As we take stock, on our anniversary, of what we have achieved in the past year, we also take heed of the work that remains to be done. We are proud to say that our work has continued at full speed, held up by a sense of mutual aid and support that has made our community not only a loving and caring safe space, but also a ground for passionate advocacy. We have found strength, too, in our friendships — our extensive network that has allowed us to embrace feminist solidarity beyond our immediate community, even across borders.
Our joy in our work, however, also reveals a sadness rooted in the way that we have felt erased in our own larger community. Many of our members have contributed greatly to the task of reforming the University’s broken processes, including a rigorous participation in the audit and in the drafting of the new Code. Many of our members and allies have, at great cost, spoken out and broken the silence. We have fought hard to make the University a safer space, a better place for everyone. And yet we, a grassroots movement on the ground, have felt continuously excluded in institutional efforts to address the problems we have fought hard to bring to light. While we are proud to see our contributions adopted by University offices or officially recognized bodies, it pains us to see such contributions presented thoroughly cleared of our fingerprints as Time’s Up Ateneo. We have been a part of Ateneo history for the last two years, but the institution, it feels to us, cannot deign to acknowledge that. We may be acknowledged in private, official correspondence and in closed-door meetings, but never, it seems, in the resulting documents or in public releases.
Such erasure ignores the fact that community-led advocacy has contributed a great deal to the hard-won reforms. Forgetting, or passing over in silence, the contributions of survivors and community advocates in securing reforms is not only unjust. It also enables retaliation against survivors and advocates, playing into the hands of hostile quarters who seek to drive us out of the community. Erasing us from the picture reproduces the violence that sidelines and silences survivors.
We are still a long way from achieving gender justice — and that is not a fight that we can win individually. For this reason, we have never wavered in our vision of building a community. Time’s Up Ateneo is neither a short-lived campaign nor a simple lobby group. We are, first and foremost, a community of survivors and advocates. We are a community that stands with survivors. We are a community of care.

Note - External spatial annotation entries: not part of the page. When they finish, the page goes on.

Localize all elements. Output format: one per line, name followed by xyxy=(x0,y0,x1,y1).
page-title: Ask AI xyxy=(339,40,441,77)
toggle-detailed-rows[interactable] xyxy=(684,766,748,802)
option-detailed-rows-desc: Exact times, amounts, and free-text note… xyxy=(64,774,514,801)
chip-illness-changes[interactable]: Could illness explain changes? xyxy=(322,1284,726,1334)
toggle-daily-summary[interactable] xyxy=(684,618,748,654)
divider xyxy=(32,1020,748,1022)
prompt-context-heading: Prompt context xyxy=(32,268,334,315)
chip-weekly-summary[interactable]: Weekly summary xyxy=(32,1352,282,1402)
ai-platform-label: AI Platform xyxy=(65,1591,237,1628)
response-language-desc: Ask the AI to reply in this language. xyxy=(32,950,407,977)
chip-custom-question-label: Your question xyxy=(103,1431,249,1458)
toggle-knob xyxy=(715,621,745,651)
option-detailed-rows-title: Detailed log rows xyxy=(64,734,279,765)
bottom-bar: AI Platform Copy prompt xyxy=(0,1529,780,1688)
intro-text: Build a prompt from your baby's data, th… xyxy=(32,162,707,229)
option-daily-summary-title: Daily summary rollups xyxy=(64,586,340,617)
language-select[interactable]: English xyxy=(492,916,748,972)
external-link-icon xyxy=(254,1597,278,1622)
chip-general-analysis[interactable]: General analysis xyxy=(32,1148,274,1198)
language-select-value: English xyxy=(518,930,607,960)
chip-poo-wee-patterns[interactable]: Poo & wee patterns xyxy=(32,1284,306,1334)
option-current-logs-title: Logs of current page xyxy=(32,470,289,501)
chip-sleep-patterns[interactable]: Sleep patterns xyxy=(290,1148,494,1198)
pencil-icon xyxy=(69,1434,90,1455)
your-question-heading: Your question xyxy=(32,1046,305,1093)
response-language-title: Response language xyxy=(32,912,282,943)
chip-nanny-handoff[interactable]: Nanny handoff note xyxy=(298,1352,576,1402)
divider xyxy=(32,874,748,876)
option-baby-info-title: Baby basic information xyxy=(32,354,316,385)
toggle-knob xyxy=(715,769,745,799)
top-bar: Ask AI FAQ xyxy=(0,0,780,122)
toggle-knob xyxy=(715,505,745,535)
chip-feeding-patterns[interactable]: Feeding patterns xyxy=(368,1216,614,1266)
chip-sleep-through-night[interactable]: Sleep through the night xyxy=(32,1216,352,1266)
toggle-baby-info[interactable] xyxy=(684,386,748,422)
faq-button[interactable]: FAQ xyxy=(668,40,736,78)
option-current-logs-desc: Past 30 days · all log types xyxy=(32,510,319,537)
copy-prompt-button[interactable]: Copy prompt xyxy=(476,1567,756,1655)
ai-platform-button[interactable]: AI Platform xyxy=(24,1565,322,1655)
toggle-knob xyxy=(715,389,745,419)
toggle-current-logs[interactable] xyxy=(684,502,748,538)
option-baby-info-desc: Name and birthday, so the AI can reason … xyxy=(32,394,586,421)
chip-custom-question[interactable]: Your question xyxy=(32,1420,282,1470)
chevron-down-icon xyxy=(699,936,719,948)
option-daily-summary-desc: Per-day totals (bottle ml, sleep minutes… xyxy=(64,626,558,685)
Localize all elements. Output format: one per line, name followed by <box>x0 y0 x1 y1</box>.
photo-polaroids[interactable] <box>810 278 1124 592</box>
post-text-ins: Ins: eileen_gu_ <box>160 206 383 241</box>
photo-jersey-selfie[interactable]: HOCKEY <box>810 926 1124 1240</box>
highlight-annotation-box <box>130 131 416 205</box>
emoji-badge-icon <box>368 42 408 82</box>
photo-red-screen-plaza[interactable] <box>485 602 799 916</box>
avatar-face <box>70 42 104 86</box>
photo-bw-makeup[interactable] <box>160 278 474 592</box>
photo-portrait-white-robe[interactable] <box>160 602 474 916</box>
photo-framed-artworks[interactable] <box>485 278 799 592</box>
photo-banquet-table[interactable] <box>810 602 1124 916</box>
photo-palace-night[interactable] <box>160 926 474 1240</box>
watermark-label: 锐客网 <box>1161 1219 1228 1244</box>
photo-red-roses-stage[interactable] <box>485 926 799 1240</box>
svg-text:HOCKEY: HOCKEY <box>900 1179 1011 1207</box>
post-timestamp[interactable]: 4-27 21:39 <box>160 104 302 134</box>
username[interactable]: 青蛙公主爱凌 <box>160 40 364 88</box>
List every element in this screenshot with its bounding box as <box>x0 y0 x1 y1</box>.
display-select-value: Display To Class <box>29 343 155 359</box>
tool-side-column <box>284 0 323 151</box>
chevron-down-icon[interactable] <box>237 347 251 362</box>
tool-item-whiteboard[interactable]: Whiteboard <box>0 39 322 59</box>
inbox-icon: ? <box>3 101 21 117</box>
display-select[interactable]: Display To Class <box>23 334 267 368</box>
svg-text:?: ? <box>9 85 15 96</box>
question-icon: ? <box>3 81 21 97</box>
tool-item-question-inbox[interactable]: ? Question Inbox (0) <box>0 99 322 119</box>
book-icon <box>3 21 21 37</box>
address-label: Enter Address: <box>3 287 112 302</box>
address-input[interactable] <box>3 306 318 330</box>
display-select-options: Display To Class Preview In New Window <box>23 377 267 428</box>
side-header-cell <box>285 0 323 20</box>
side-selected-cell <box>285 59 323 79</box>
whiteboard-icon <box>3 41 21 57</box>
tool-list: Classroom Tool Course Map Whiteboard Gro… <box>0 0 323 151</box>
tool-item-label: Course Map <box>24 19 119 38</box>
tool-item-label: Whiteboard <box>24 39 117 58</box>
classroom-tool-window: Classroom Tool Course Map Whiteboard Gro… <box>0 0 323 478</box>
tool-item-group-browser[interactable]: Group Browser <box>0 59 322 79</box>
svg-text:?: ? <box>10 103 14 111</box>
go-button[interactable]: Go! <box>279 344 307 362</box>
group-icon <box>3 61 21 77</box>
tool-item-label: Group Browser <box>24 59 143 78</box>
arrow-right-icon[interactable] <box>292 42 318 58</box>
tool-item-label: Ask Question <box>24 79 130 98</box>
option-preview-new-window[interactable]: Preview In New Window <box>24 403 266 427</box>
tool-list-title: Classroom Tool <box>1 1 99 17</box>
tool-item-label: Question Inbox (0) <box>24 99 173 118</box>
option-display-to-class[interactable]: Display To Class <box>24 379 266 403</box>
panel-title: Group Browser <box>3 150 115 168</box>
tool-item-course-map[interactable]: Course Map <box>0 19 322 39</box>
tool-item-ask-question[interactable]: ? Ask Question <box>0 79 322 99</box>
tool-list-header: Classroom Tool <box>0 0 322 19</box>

We invite the larger Ateneo community to share in this care and to participate in this task of caring for each other. Such care is a rebuke to the complicity that has wounded our community and so often contributed to the suffering of survivors. As the audit findings stated, “maintaining a safe space at the Ateneo also requires vigilance among its members, forever breaking the silence that shrouds sexual offences and protects sexual predators.”
That is the path we must now take: from complicity to care.